Sekali lagi, Jaksa Agung Hendarman Supandji tampak emosional mendapat kabar kelakuan anak buahnya. Setelah Urip Tri Gunawan, kali Hendraman dipusingkan oleh ulah dua jaksa wanita. Esther Tanak dan Dara Veranita. Keduanya, diduga telah memperjualbelikan barang bukti narkoba. "Waduh, Man (Jasman)," begitu komentar singkat pertama Hendarman, sebagaimana diutarakan ulang oleh Kapuspenkum Kejagung Jasman Panjaitan.
Kasus Esther dan Dara seolah menambah panjang catatan buruk institusi Kejaksaan. Hendarman sendiri yang memaparkan catatan buruk itu. Sepanjang Tahun 2008, terdapat 251 kasus jaksa bermasalah. Jumlah ini meningkat dari tahun sebelumnya, yang ‘hanya' 150 kasus. Setahun mundur ke belakang, terdapat 40 kasus. Menurut Hendarman, tren meningkatnya jumlah kasus jaksa dari tahun ke tahun haruslah dipandang sebagai peringatan.
"Tiga bulan lagi tidak terjadi? Saya tidak jamin," ujar Hendarman menyiratkan keputusasaan. Meskipun tampak terpukul, Hendarman mencoba mengevaluasi atas fenomena yang terjadi. Ia menilai selama ini, sistem pengawasan dan pembinaan yang ada sebenarnya telah berjalan. Kalaupun tetap terjadi penyimpangan, menurut Hendarman, penyebabnya adalah faktor moralitas.
"Saya selalu mengingatkan kepada jaksa-jaksa untuk tidak melakukan hal-hal yang pernah dilakukan jaksa nakal sebelumnya," ujar Hendarman seusai Sholat Jumat, (27/3). Ia tetap yakin sistem yang berlaku di Kejaksaan sudah berjalan dengan baik, hanya dirusak oleh moral dan mental aparat.
Kasus Esther dan Dara, menurut Hendarman, sebenarnya berkaitan dengan tertib administrasi yang selalu ditanamkan ke seluruh aparat Kejaksaan. Salah satu tertib administrasi itu mengatur bahwa barang bukti setelah persidangan dalam penanganan perkara sudah sewajibnya dikembalikan pada tempat penyimpanan barang bukti.
"Barang bukti kan harus ditertibkan," tukasnya. Jika barang bukti tidak dikembalikan atau hilang, maka telah terjadi pelanggaran tertib administrasi. Belajar dari kasus ini, Hendarman berencana akan mengawasi secara ketat penanganan barang bukti di setiap jajaran Kejaksaan.
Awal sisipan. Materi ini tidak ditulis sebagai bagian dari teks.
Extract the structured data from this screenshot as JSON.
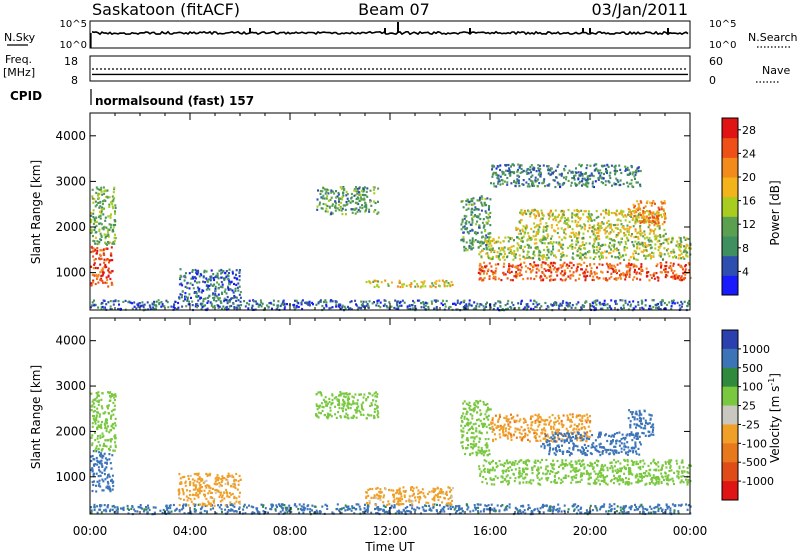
{
  "header": {
    "station": "Saskatoon (fitACF)",
    "beam": "Beam 07",
    "date": "03/Jan/2011"
  },
  "noise_panel": {
    "left_label": "N.Sky",
    "right_label": "N.Search",
    "left_ticks": [
      "10^5",
      "10^0"
    ],
    "right_ticks": [
      "10^5",
      "10^0"
    ]
  },
  "freq_panel": {
    "left_label_1": "Freq.",
    "left_label_2": "[MHz]",
    "right_label": "Nave",
    "left_ticks": [
      "18",
      "8"
    ],
    "right_ticks": [
      "60",
      "0"
    ],
    "left_range": [
      8,
      18
    ],
    "right_range": [
      0,
      60
    ],
    "freq_value": 10,
    "nave_value": 30
  },
  "cpid": {
    "label": "CPID",
    "text": "normalsound (fast) 157"
  },
  "colors": {
    "power": [
      "#1a1aff",
      "#2f4fb0",
      "#3f8f60",
      "#5aa050",
      "#a8cc20",
      "#f2b41a",
      "#f28a1c",
      "#ee5018",
      "#e11414"
    ],
    "velocity": [
      "#2c3fae",
      "#3d74b8",
      "#2f8a3e",
      "#7ac840",
      "#c8c8c0",
      "#f0a028",
      "#e8781c",
      "#e04c18",
      "#e01414"
    ]
  },
  "chart_data": [
    {
      "type": "heatmap",
      "quantity": "power",
      "xlabel": "Time UT",
      "ylabel": "Slant Range [km]",
      "x_ticks": [
        "00:00",
        "04:00",
        "08:00",
        "12:00",
        "16:00",
        "20:00",
        "00:00"
      ],
      "xlim_hours": [
        0,
        24
      ],
      "ylim_km": [
        180,
        4500
      ],
      "y_ticks": [
        1000,
        2000,
        3000,
        4000
      ],
      "colorbar": {
        "label": "Power [dB]",
        "ticks": [
          4,
          8,
          12,
          16,
          20,
          24,
          28
        ],
        "range": [
          0,
          30
        ]
      },
      "echo_regions": [
        {
          "t": [
            0.0,
            0.9
          ],
          "r": [
            700,
            1600
          ],
          "level": 26
        },
        {
          "t": [
            0.0,
            1.0
          ],
          "r": [
            1600,
            2900
          ],
          "level": 12
        },
        {
          "t": [
            0.0,
            24.0
          ],
          "r": [
            200,
            420
          ],
          "level": 6
        },
        {
          "t": [
            3.5,
            6.0
          ],
          "r": [
            380,
            1100
          ],
          "level": 6
        },
        {
          "t": [
            9.0,
            11.5
          ],
          "r": [
            2300,
            2900
          ],
          "level": 10
        },
        {
          "t": [
            11.0,
            14.5
          ],
          "r": [
            700,
            850
          ],
          "level": 17
        },
        {
          "t": [
            14.8,
            16.0
          ],
          "r": [
            1500,
            2700
          ],
          "level": 10
        },
        {
          "t": [
            15.5,
            24.0
          ],
          "r": [
            850,
            1250
          ],
          "level": 25
        },
        {
          "t": [
            15.5,
            24.0
          ],
          "r": [
            1300,
            1800
          ],
          "level": 14
        },
        {
          "t": [
            17.0,
            23.0
          ],
          "r": [
            1800,
            2400
          ],
          "level": 16
        },
        {
          "t": [
            21.5,
            23.0
          ],
          "r": [
            2100,
            2600
          ],
          "level": 22
        },
        {
          "t": [
            16.0,
            22.0
          ],
          "r": [
            2900,
            3400
          ],
          "level": 8
        }
      ]
    },
    {
      "type": "heatmap",
      "quantity": "velocity",
      "xlabel": "Time UT",
      "ylabel": "Slant Range [km]",
      "x_ticks": [
        "00:00",
        "04:00",
        "08:00",
        "12:00",
        "16:00",
        "20:00",
        "00:00"
      ],
      "xlim_hours": [
        0,
        24
      ],
      "ylim_km": [
        180,
        4500
      ],
      "y_ticks": [
        1000,
        2000,
        3000,
        4000
      ],
      "colorbar": {
        "label": "Velocity [m s^-1]",
        "ticks": [
          1000,
          500,
          100,
          25,
          -25,
          -100,
          -500,
          -1000
        ]
      },
      "echo_regions": [
        {
          "t": [
            0.0,
            0.9
          ],
          "r": [
            700,
            1600
          ],
          "level": 200
        },
        {
          "t": [
            0.0,
            1.0
          ],
          "r": [
            1600,
            2900
          ],
          "level": 0
        },
        {
          "t": [
            0.0,
            24.0
          ],
          "r": [
            200,
            420
          ],
          "level": 150
        },
        {
          "t": [
            3.5,
            6.0
          ],
          "r": [
            380,
            1100
          ],
          "level": -150
        },
        {
          "t": [
            9.0,
            11.5
          ],
          "r": [
            2300,
            2900
          ],
          "level": 0
        },
        {
          "t": [
            11.0,
            14.5
          ],
          "r": [
            400,
            800
          ],
          "level": -150
        },
        {
          "t": [
            14.8,
            16.0
          ],
          "r": [
            1500,
            2700
          ],
          "level": 0
        },
        {
          "t": [
            15.5,
            24.0
          ],
          "r": [
            850,
            1400
          ],
          "level": 0
        },
        {
          "t": [
            16.0,
            20.0
          ],
          "r": [
            1800,
            2400
          ],
          "level": -400
        },
        {
          "t": [
            18.0,
            22.0
          ],
          "r": [
            1500,
            2000
          ],
          "level": 300
        },
        {
          "t": [
            21.5,
            22.5
          ],
          "r": [
            1900,
            2500
          ],
          "level": 300
        }
      ]
    }
  ]
}
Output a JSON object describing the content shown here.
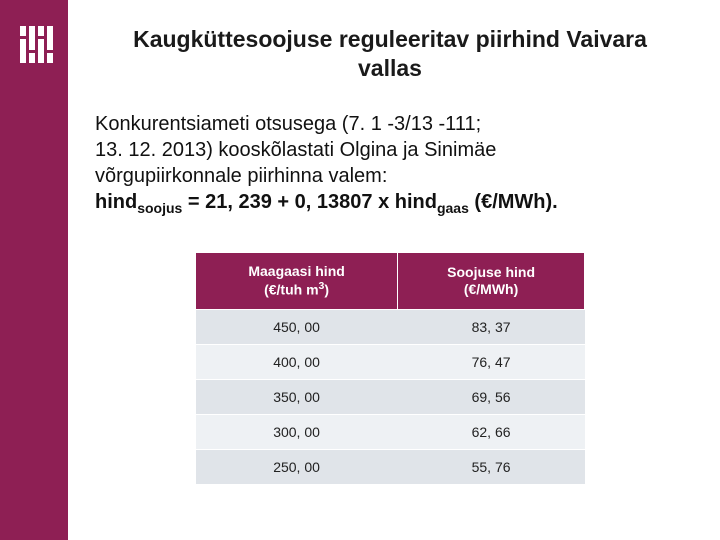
{
  "colors": {
    "brand": "#8e1f54",
    "row_odd": "#e0e4e9",
    "row_even": "#eef1f4",
    "header_text": "#ffffff",
    "body_text": "#111111"
  },
  "title": "Kaugküttesoojuse reguleeritav piirhind Vaivara vallas",
  "paragraph": {
    "line1": "Konkurentsiameti otsusega (7. 1 -3/13 -111;",
    "line2": "13. 12. 2013) kooskõlastati Olgina ja Sinimäe",
    "line3": "võrgupiirkonnale piirhinna valem:",
    "formula_prefix": "hind",
    "formula_sub1": "soojus",
    "formula_mid": " = 21, 239 + 0, 13807 x hind",
    "formula_sub2": "gaas",
    "formula_suffix": " (€/MWh)."
  },
  "table": {
    "headers": {
      "col1_line1": "Maagaasi hind",
      "col1_line2_pre": "(€/tuh m",
      "col1_line2_sup": "3",
      "col1_line2_post": ")",
      "col2_line1": "Soojuse hind",
      "col2_line2": "(€/MWh)"
    },
    "rows": [
      {
        "gas": "450, 00",
        "heat": "83, 37"
      },
      {
        "gas": "400, 00",
        "heat": "76, 47"
      },
      {
        "gas": "350, 00",
        "heat": "69, 56"
      },
      {
        "gas": "300, 00",
        "heat": "62, 66"
      },
      {
        "gas": "250, 00",
        "heat": "55, 76"
      }
    ]
  }
}
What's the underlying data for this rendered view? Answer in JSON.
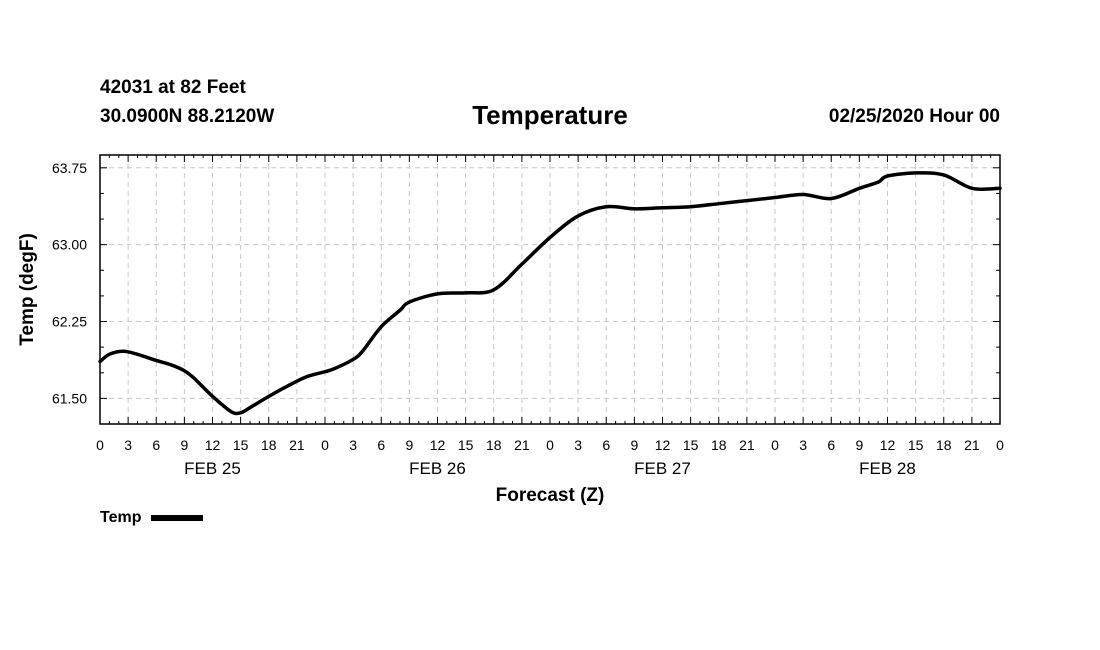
{
  "header": {
    "station": "42031 at 82 Feet",
    "coords": "30.0900N 88.2120W",
    "title": "Temperature",
    "datetime": "02/25/2020 Hour 00"
  },
  "chart_data": {
    "type": "line",
    "title": "Temperature",
    "xlabel": "Forecast (Z)",
    "ylabel": "Temp (degF)",
    "x_hours": [
      0,
      3,
      6,
      9,
      12,
      15,
      18,
      21,
      24,
      27,
      30,
      33,
      36,
      39,
      42,
      45,
      48,
      51,
      54,
      57,
      60,
      63,
      66,
      69,
      72,
      75,
      78,
      81,
      84,
      87,
      90,
      93,
      96
    ],
    "x_tick_labels": [
      "0",
      "3",
      "6",
      "9",
      "12",
      "15",
      "18",
      "21",
      "0",
      "3",
      "6",
      "9",
      "12",
      "15",
      "18",
      "21",
      "0",
      "3",
      "6",
      "9",
      "12",
      "15",
      "18",
      "21",
      "0",
      "3",
      "6",
      "9",
      "12",
      "15",
      "18",
      "21",
      "0"
    ],
    "day_labels": [
      {
        "label": "FEB 25",
        "hour": 12
      },
      {
        "label": "FEB 26",
        "hour": 36
      },
      {
        "label": "FEB 27",
        "hour": 60
      },
      {
        "label": "FEB 28",
        "hour": 84
      }
    ],
    "y_ticks": [
      61.5,
      62.25,
      63.0,
      63.75
    ],
    "y_tick_labels": [
      "61.50",
      "62.25",
      "63.00",
      "63.75"
    ],
    "xlim": [
      0,
      96
    ],
    "ylim": [
      61.25,
      63.875
    ],
    "grid": true,
    "series": [
      {
        "name": "Temp",
        "x": [
          0,
          1,
          2.5,
          4,
          6,
          7.5,
          9,
          10,
          12,
          14,
          15,
          16,
          18,
          20,
          22,
          24,
          25,
          27,
          28,
          30,
          32,
          33,
          36,
          39,
          42,
          45,
          48,
          51,
          54,
          57,
          60,
          63,
          66,
          69,
          72,
          75,
          78,
          81,
          83,
          84,
          87,
          90,
          93,
          96
        ],
        "values": [
          61.86,
          61.93,
          61.96,
          61.93,
          61.87,
          61.83,
          61.77,
          61.7,
          61.52,
          61.37,
          61.36,
          61.41,
          61.52,
          61.62,
          61.71,
          61.76,
          61.79,
          61.88,
          61.96,
          62.2,
          62.36,
          62.44,
          62.52,
          62.53,
          62.56,
          62.81,
          63.07,
          63.28,
          63.37,
          63.35,
          63.36,
          63.37,
          63.4,
          63.43,
          63.46,
          63.49,
          63.45,
          63.55,
          63.61,
          63.67,
          63.7,
          63.68,
          63.55,
          63.55
        ]
      }
    ]
  },
  "legend": {
    "entries": [
      {
        "label": "Temp",
        "color": "#000000"
      }
    ]
  }
}
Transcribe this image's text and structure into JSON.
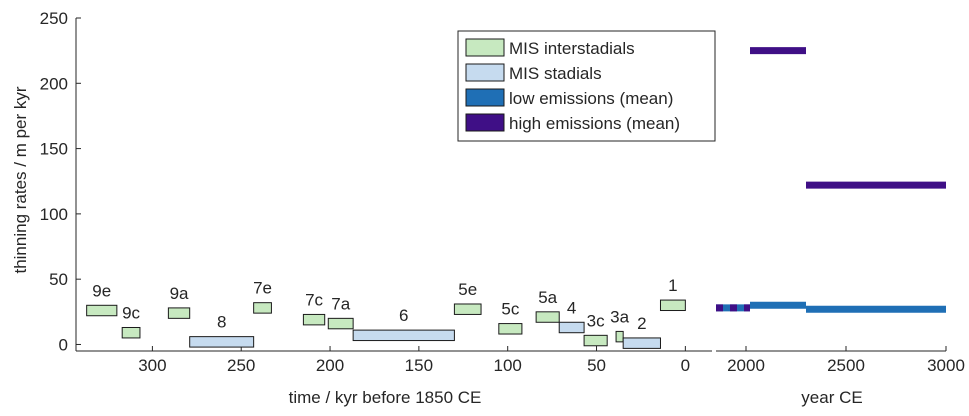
{
  "chart_data": {
    "type": "bar",
    "ylabel": "thinning rates / m per kyr",
    "ylim": [
      -5,
      250
    ],
    "yticks": [
      "0",
      "50",
      "100",
      "150",
      "200",
      "250"
    ],
    "panels": [
      {
        "name": "MIS",
        "xlabel": "time / kyr before 1850 CE",
        "xlim": [
          343,
          -15
        ],
        "xticks": [
          "300",
          "250",
          "200",
          "150",
          "100",
          "50",
          "0"
        ],
        "intervals": [
          {
            "label": "9e",
            "kind": "interstadial",
            "x0": 337,
            "x1": 320,
            "y0": 22,
            "y1": 30
          },
          {
            "label": "9c",
            "kind": "interstadial",
            "x0": 317,
            "x1": 307,
            "y0": 5,
            "y1": 13
          },
          {
            "label": "9a",
            "kind": "interstadial",
            "x0": 291,
            "x1": 279,
            "y0": 20,
            "y1": 28
          },
          {
            "label": "8",
            "kind": "stadial",
            "x0": 279,
            "x1": 243,
            "y0": -2,
            "y1": 6
          },
          {
            "label": "7e",
            "kind": "interstadial",
            "x0": 243,
            "x1": 233,
            "y0": 24,
            "y1": 32
          },
          {
            "label": "7c",
            "kind": "interstadial",
            "x0": 215,
            "x1": 203,
            "y0": 15,
            "y1": 23
          },
          {
            "label": "7a",
            "kind": "interstadial",
            "x0": 201,
            "x1": 187,
            "y0": 12,
            "y1": 20
          },
          {
            "label": "6",
            "kind": "stadial",
            "x0": 187,
            "x1": 130,
            "y0": 3,
            "y1": 11
          },
          {
            "label": "5e",
            "kind": "interstadial",
            "x0": 130,
            "x1": 115,
            "y0": 23,
            "y1": 31
          },
          {
            "label": "5c",
            "kind": "interstadial",
            "x0": 105,
            "x1": 92,
            "y0": 8,
            "y1": 16
          },
          {
            "label": "5a",
            "kind": "interstadial",
            "x0": 84,
            "x1": 71,
            "y0": 17,
            "y1": 25
          },
          {
            "label": "4",
            "kind": "stadial",
            "x0": 71,
            "x1": 57,
            "y0": 9,
            "y1": 17
          },
          {
            "label": "3c",
            "kind": "interstadial",
            "x0": 57,
            "x1": 44,
            "y0": -1,
            "y1": 7
          },
          {
            "label": "3a",
            "kind": "interstadial",
            "x0": 39,
            "x1": 35,
            "y0": 2,
            "y1": 10
          },
          {
            "label": "2",
            "kind": "stadial",
            "x0": 35,
            "x1": 14,
            "y0": -3,
            "y1": 5
          },
          {
            "label": "1",
            "kind": "interstadial",
            "x0": 14,
            "x1": 0,
            "y0": 26,
            "y1": 34
          }
        ]
      },
      {
        "name": "future",
        "xlabel": "year CE",
        "xlim": [
          1850,
          3000
        ],
        "xticks": [
          "2000",
          "2500",
          "3000"
        ],
        "series": [
          {
            "name": "low emissions (mean)",
            "color": "#1f6fb5",
            "segments": [
              [
                1850,
                2020,
                28
              ],
              [
                2020,
                2300,
                30
              ],
              [
                2300,
                3000,
                27
              ]
            ]
          },
          {
            "name": "high emissions (mean)",
            "color": "#3f0f86",
            "segments": [
              [
                2020,
                2300,
                225
              ],
              [
                2300,
                3000,
                122
              ]
            ]
          }
        ],
        "overlay": {
          "series": "high emissions (mean)",
          "x0": 1850,
          "x1": 2020,
          "y": 28,
          "dashed": true
        }
      }
    ],
    "legend": {
      "placement": "top",
      "entries": [
        {
          "label": "MIS interstadials",
          "color": "#c7e9c0"
        },
        {
          "label": "MIS stadials",
          "color": "#c6dbef"
        },
        {
          "label": "low emissions (mean)",
          "color": "#1f6fb5"
        },
        {
          "label": "high emissions (mean)",
          "color": "#3f0f86"
        }
      ]
    }
  }
}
Terpisah, Peneliti Indonesia Corruption Watch (ICW) Febri Diansyah menilai Kejagung telah menunjukkan kegagalan setidaknya pada dua divisi, pengawasan dan pembinaan. "Kita meragukan keseriusan mereka dalam melakukan pengawasan," imbuhnya. Menurut Febri, Kejaksaan harus segera memperbaiki sistem pembinaan. Khususnya, yang berkaitan dengan promosi dan mutasi jaksa.
Promosi dan mutasi, lanjut Febri, harus dilakukan secara transparan. "Itu harus dibuka ke publik," ujarnya. Selain itu, harus ada parameter yang jelas dalam mempromosikan seorang jaksa. Jaksa-jaksa yang terbukti melanggar kode etik atau melanggar administratif jangan dipromosikan. Febri mencontohkan, ketika Kemas Yahya Rahman dipromosikan, meskipun jelas-jelas terkait kasus penyuapan Artalyta Suryani dan Urip Tri Gunawan.
Wakil Ketua Komisi III DPR Soeripto berharap Jaksa Agung responsif berkoordinasi dengan DPR terkait maraknya jaksa bermasalah. Soeripto memandang instrumen pengawasan yang ada perlu dioptimalkan. Ia mendorong Jaksa Agung Muda bidang Pengawasan berperan lebih aktif dalam mengawasi kinerja para jaksa. Bersamaan, Komisi Kejaksaan, menurut Soeripto, juga harus lebih pro aktif. "Jadi semua sektor di bidang pengawasan akan kita dorong dan kita optimalkan kinerjanya," pungkasnya.